Exercise 1.3 Explore the data in the Pregnancies table. Count the number of live births and compute the average pregnancy length (in weeks) for first babies and others for the live births.

pregnancies.describe()

caseid nbrnaliv babysex birthwgt_lb birthwgt_oz prglength outcome birthord agepreg finalwgt
count 13593.000000 9148.000000 9144.000000 9144.000000 9087.000000 13593.000000 13593.000000 9148.000000 13241.000000 13593.000000
mean 6216.526595 1.025907 1.494532 6.653762 7.403874 29.531229 1.763996 1.824552 24.230949 8196.422280
std 3645.417341 0.252864 0.515295 1.588809 8.097454 13.802523 1.315930 1.037053 5.824302 9325.918114
min 1.000000 1.000000 1.000000 0.000000 0.000000 0.000000 1.000000 0.000000 10.000000 118.656790
25% 3022.000000 1.000000 1.000000 6.000000 3.000000 13.000000 1.000000 1.000000 20.000000 3841.375308
50% 6161.000000 1.000000 1.000000 7.000000 7.000000 39.000000 1.000000 2.000000 23.000000 6256.592133
75% 9423.000000 1.000000 2.000000 8.000000 11.000000 39.000000 2.000000 2.000000 28.000000 9432.360931
max 12571.000000 9.000000 9.000000 9.000000 99.000000 50.000000 6.000000 9.000000 44.000000 261879.953864
live_births = pregnancies[pregnancies['outcome'] == 1]
print("Number of live births is: " + str(live_births.shape[0]))
mean_first = live_births[live_births['birthord'] == 1]['prglength'].mean()
mean_other = live_births[live_births['birthord'] != 1]['prglength'].mean()
print("Mean Pregnancy length for live births of first babies is: " + str(mean_first))
print("Mean Pregnancy length for live births of other babies is: " + str(mean_other))
print("Difference in Mean Pregnancy length for first and other babies is : " + str(mean_first - mean_other))
Number of live births is: 9148
Mean Pregnancy length for live births of first babies is: 38.6009517335
Mean Pregnancy length for live births of other babies is: 38.5229144667
Difference in Mean Pregnancy length for first and other babies is : 0.0780372667775

1.5 Significance

From the above analysis, it is evident that the difference in mean pregnancy lengths of first and other babies is 13.11 hours.
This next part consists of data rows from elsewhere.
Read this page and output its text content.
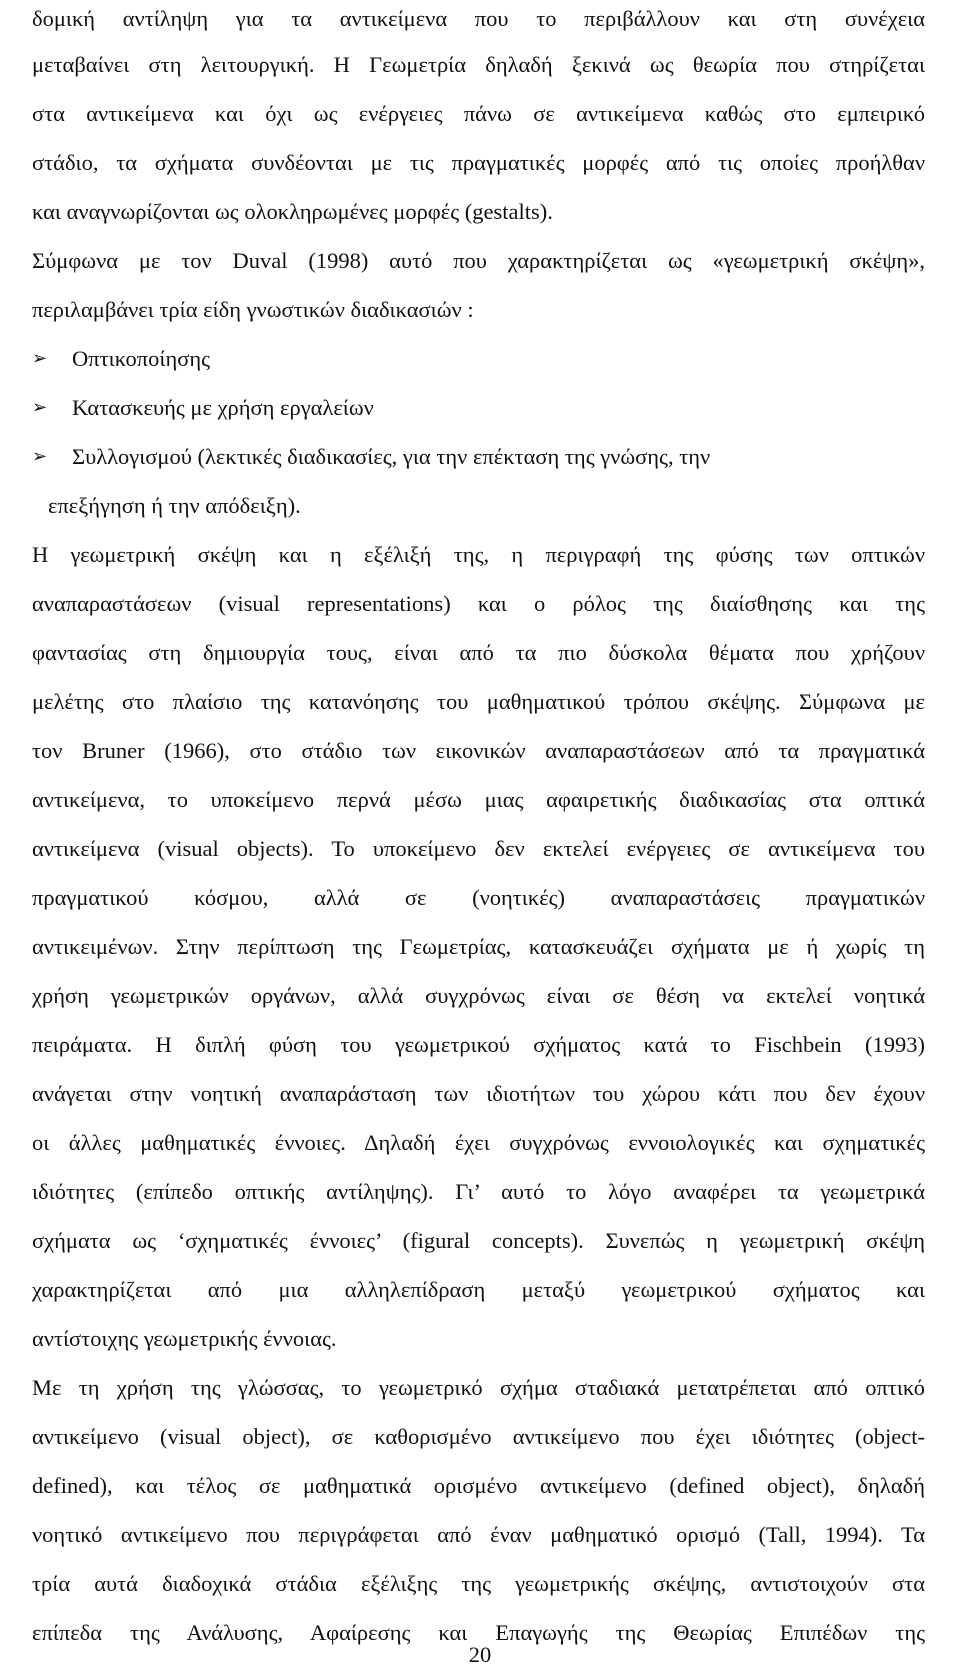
δομική αντίληψη για τα αντικείμενα που το περιβάλλουν και στη συνέχεια
μεταβαίνει στη λειτουργική. Η Γεωμετρία δηλαδή ξεκινά ως θεωρία που στηρίζεται
στα αντικείμενα και όχι ως ενέργειες πάνω σε αντικείμενα καθώς στο εμπειρικό
στάδιο, τα σχήματα συνδέονται με τις πραγματικές μορφές από τις οποίες προήλθαν
και αναγνωρίζονται ως ολοκληρωμένες μορφές (gestalts).
Σύμφωνα με τον Duval (1998) αυτό που χαρακτηρίζεται ως «γεωμετρική σκέψη»,
περιλαμβάνει τρία είδη γνωστικών διαδικασιών :
➢	Οπτικοποίησης
➢	Κατασκευής με χρήση εργαλείων
➢	Συλλογισμού (λεκτικές διαδικασίες, για την επέκταση της γνώσης, την
επεξήγηση ή την απόδειξη).
Η γεωμετρική σκέψη και η εξέλιξή της, η περιγραφή της φύσης των οπτικών
αναπαραστάσεων (visual representations) και ο ρόλος της διαίσθησης και της
φαντασίας στη δημιουργία τους, είναι από τα πιο δύσκολα θέματα που χρήζουν
μελέτης στο πλαίσιο της κατανόησης του μαθηματικού τρόπου σκέψης. Σύμφωνα με
τον Bruner (1966), στο στάδιο των εικονικών αναπαραστάσεων από τα πραγματικά
αντικείμενα, το υποκείμενο περνά μέσω μιας αφαιρετικής διαδικασίας στα οπτικά
αντικείμενα (visual objects). Το υποκείμενο δεν εκτελεί ενέργειες σε αντικείμενα του
πραγματικού κόσμου, αλλά σε (νοητικές) αναπαραστάσεις πραγματικών
αντικειμένων. Στην περίπτωση της Γεωμετρίας, κατασκευάζει σχήματα με ή χωρίς τη
χρήση γεωμετρικών οργάνων, αλλά συγχρόνως είναι σε θέση να εκτελεί νοητικά
πειράματα. Η διπλή φύση του γεωμετρικού σχήματος κατά το Fischbein (1993)
ανάγεται στην νοητική αναπαράσταση των ιδιοτήτων του χώρου κάτι που δεν έχουν
οι άλλες μαθηματικές έννοιες. Δηλαδή έχει συγχρόνως εννοιολογικές και σχηματικές
ιδιότητες (επίπεδο οπτικής αντίληψης). Γι’ αυτό το λόγο αναφέρει τα γεωμετρικά
σχήματα ως ‘σχηματικές έννοιες’ (figural concepts). Συνεπώς η γεωμετρική σκέψη
χαρακτηρίζεται από μια αλληλεπίδραση μεταξύ γεωμετρικού σχήματος και
αντίστοιχης γεωμετρικής έννοιας.
Με τη χρήση της γλώσσας, το γεωμετρικό σχήμα σταδιακά μετατρέπεται από οπτικό
αντικείμενο (visual object), σε καθορισμένο αντικείμενο που έχει ιδιότητες (object-
defined), και τέλος σε μαθηματικά ορισμένο αντικείμενο (defined object), δηλαδή
νοητικό αντικείμενο που περιγράφεται από έναν μαθηματικό ορισμό (Tall, 1994). Τα
τρία αυτά διαδοχικά στάδια εξέλιξης της γεωμετρικής σκέψης, αντιστοιχούν στα
επίπεδα της Ανάλυσης, Αφαίρεσης και Επαγωγής της Θεωρίας Επιπέδων της
20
A difference like this is called an apparent effect which means that there must be something going on but we are not sure yet. If the difference occurred by chance, we can conlcude that thet effect was not statistically significant. An apparent effect that is caused by bias, measurement error, or some other kind of error is called artifact.